One of the major issues that we have seen occur in a system with microservices is the way transactions
work when they span over different services. Within our old monolithic architecture, we have been using
distributed transactions to resolve this, but they come with their own issues. It is very hard to avoid
deadlocks and scale the application when business grows.
Distributed transaction management is a key architectural consideration that needs to be addressed whenever
you are proposing a microservices deployment model to a customer. For developers from the monolithic
relational database world, it is not an easy idea to grasp. In a monolithic application with a relational
data store, transactions are ACID (atomic, consistent, isolated, and durable) in nature and follow a simple
pessimistic control for data consistency. Distributed transactions are always guided by a two-phase commit
protocol, where first all the changes are temporarily applied and then committed to, or rolled back,
depending on whether or not all the transactions were successful or there was any error. You could easily
write queries that fetched data from different relational sources and the distributed transaction coordinator
model supported transaction control across disparate relational data sources.
In today’s world, however, the focus is on modular, self-contained APIs. To make these services self-contained
and aligned with the microservices deployment paradigm, the data is also self-contained within the module,
loosely coupled from other APIs. Encapsulating the data allows the services to grow independently, but a major
problem is dealing with keeping data consistent across the services. If every service has its own database,
then distributed transaction is not an option.
A microservices architecture promotes availability over consistency, hence leveraging a distributed transaction
coordinator with a two-phase commit protocol is usually not an option. It gets even more complicated with the
idea that these loosely-coupled data repositories might not necessarily all be relational stores and could be a
polyglot with a mix of relational and NoSQL data stores. The idea of having an immediately consistent state
is difficult. What you should look forward to, however, is an architecture that promotes eventual consistency
like CQRS and Event Sourcing. An event driven architecture can support a BASE (basic availability,
soft-state, and eventual consistency) transaction model. This is a great technique to solve the problem of
handling transactions across services and customers can be convinced to negotiate the contract towards a BASE
model since usually transactional consistency across functional boundaries is mostly about frequent change of
states, and consistency rules can be relaxed to let the final state be eventually visible to the consumers.
Distributed data management problems in a microservice architecture:
In a microservice system, normally each service has its own database. Some business transactions, however, span multiple services so you need a mechanism to ensure data consistency across services. For example, let’s imagine that you are building an e-commerce store where customers have a credit limit. The application must ensure that a new order will not exceed the customer’s credit limit. Since Orders and Customers are in different databases the application cannot simply use a local ACID transaction.

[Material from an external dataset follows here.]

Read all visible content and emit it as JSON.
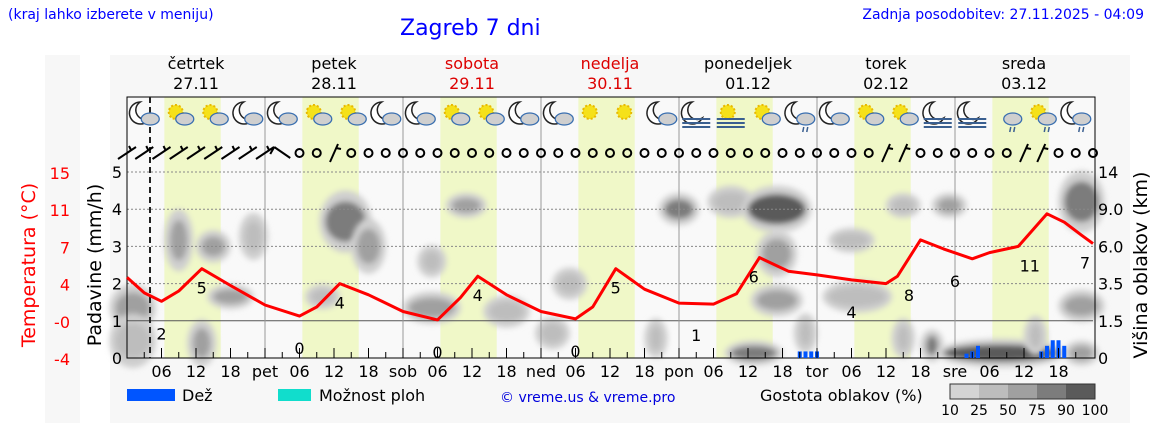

A good way to solve these distributed data management challenges is by using an event-driven
architecture. In an event-driven application services publish and consume events. A service
publishes an event whenever it changes the state of an entity. Another service can subscribe
to that event and update its own entities and possibly publish other events. You can implement
a business transaction that updates multiple entities as a series of steps, each of which
updates one entity and publishes an event that triggers the next step. Also, a service can
maintain the consistency of a replica by subscribing to the events that are published when
the master copy is updated.
One essential requirement in an EDA is the ability to automatically update state and publish events. In a traditional application the database stores the state and the message broker could participate in a distributed transaction. But the lack of 2PC in a cloud native world makes this a challenging problem to solve.
A good solution to this problem is to use event sourcing. Event sourcing persists the state of
a business entity as a sequence of state-changing events. Whenever the state of a business entity
changes, a new event is appended to the list of events. Since saving an event is a single
operation, it is inherently atomic. The application reconstructs an entity’s current state by
replaying the events.
Applications save events in an event store, which is a database of events. The store has an API
for adding and retrieving an entity’s events. The event store also behaves like a message broker.
It provides an API that enables services to subscribe to events. When a service saves an event
in the event store, it is delivered to all interested subscribers.
When building services with Light, you can use request/response approach
like Rest, GraphQL or Hybrid to serve consumers. For service to service
communication, you have two options. One is synchronous request/response over HTTP.
This requires all involved services to be responsive and highly available.
There is another way to handle interaction between services - asynchronous event driven.
light-eventuate-4j is not only an event driven framework, it supports Event Sourcing and
CQRS to ensure data consistency between services.
If you are a developer to build services, then you don’t need to clone the source code
of light-eventuate-4j. You can start all the services through a docker-compose.